While Cleveland and Cincinnati are the more famed destinations for tourists, Columbus is the largest city in Ohio. Columbus is a snug yet an urban place for remote workers. Livability ranked the striking city of Columbus as the number one “Remote-Ready” city in the country. The thriving art culture and the vibrant murals in the Short North Arts District give Columbus an eclectic vibe. And the historic German Village brings out the quaint and chic side of the city.

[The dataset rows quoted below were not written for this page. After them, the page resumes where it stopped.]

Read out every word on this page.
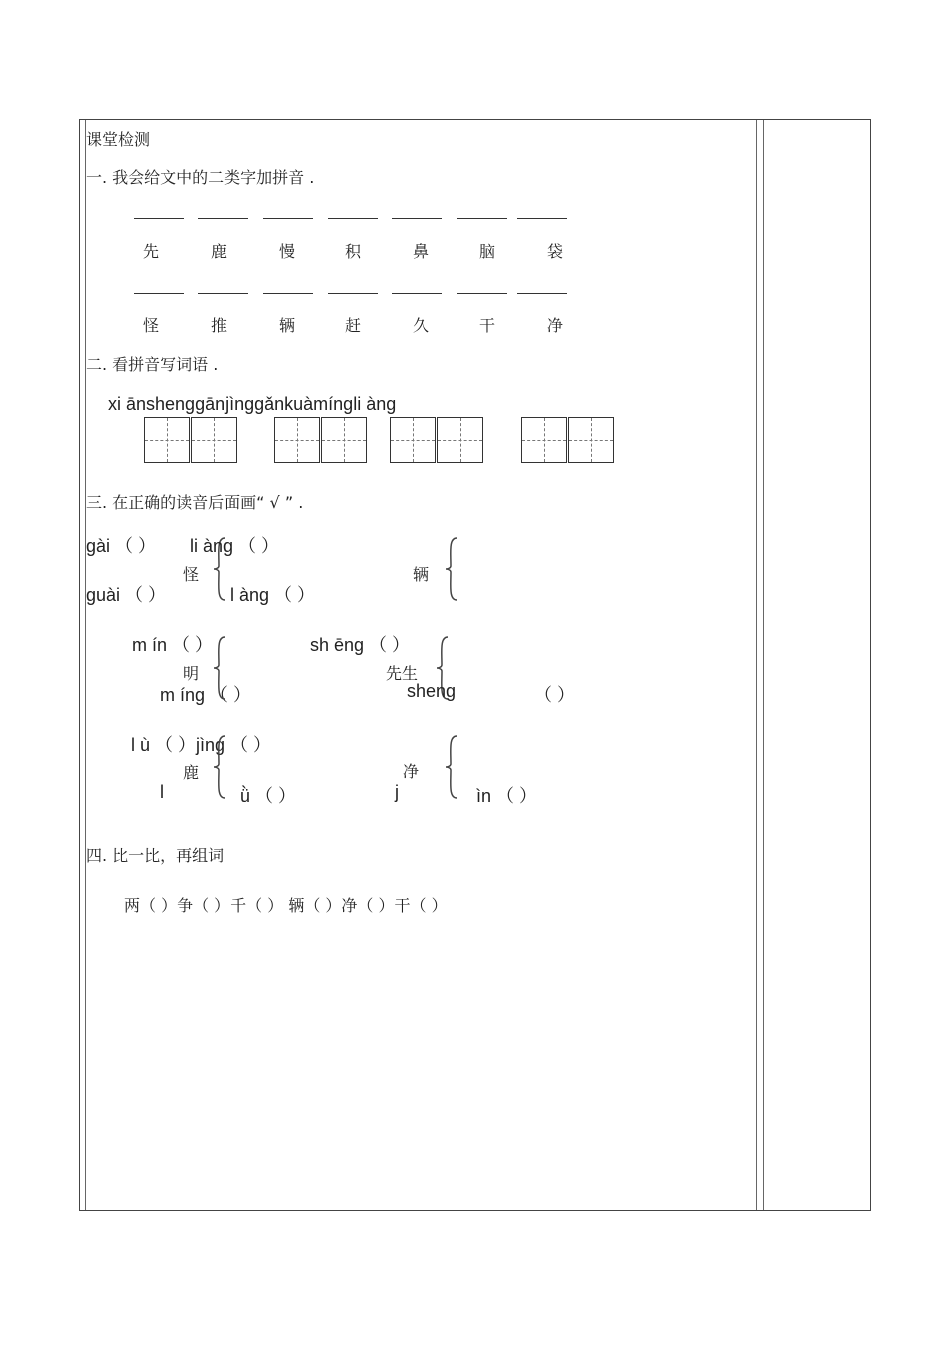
课堂检测
一. 我会给文中的二类字加拼音 .
先	鹿	慢	积	鼻	脑	袋
怪	推	辆	赶	久	干	净
二. 看拼音写词语 .
xi ānshenggānjìnggǎnkuàmíngli àng
三. 在正确的读音后面画“ √ ” .
gài （ ）
guài （ ）
怪
li àng （ ）
l àng （ ）
辆
m ín （ ）
m íng （ ）
明
sh ēng （ ）
先生
sheng	（ ）
l ù （ ）jìng （ ）
鹿
l	ǜ （ ）
净
j	ìn （ ）
四. 比一比，再组词
两（ ）争（ ）千（ ） 辆（ ）净（ ）干（ ）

With over 370 public parks, policies for the growth of remote work culture and the work-friendly atmosphere of the city make it an unparalleled choice for ex-pats, remote workers, and digital nomads.
6. Portland, Oregon
The best coffee, top-craft breweries, food carts, and the off-beat hipster vibe of Portland make it a haven for digital nomads and ex-pats. Known for its active outdoor scene and culinary culture, Portland is also great for budget travelers. This city on the West Coast of the US is inclusive of a motley of people from diverse backgrounds, making it a perfect place to stay as a digital nomad. The quality of life, lightning-fast Wi-Fi, great selection of places to work remotely, and the bay areas of Portland are perfect for the work-life balance you need as a digital nomad.
There is a sense of freedom like no other in working remotely while exploring the farthest corners of the world. If you are still thinking about making this change, to quote the words of all the digital nomads, when asked to give one piece of advice to anybody who wants to do this, “There is no such thing as the right time, enough money, or a proper plan, just pack your bags and start”
With the current situation, if it is safe to travel within your country, take your first step as a digital nomad. Explore and find out what works for you and what doesn’t. Remote work and travel have never been easier, now is your time to do it.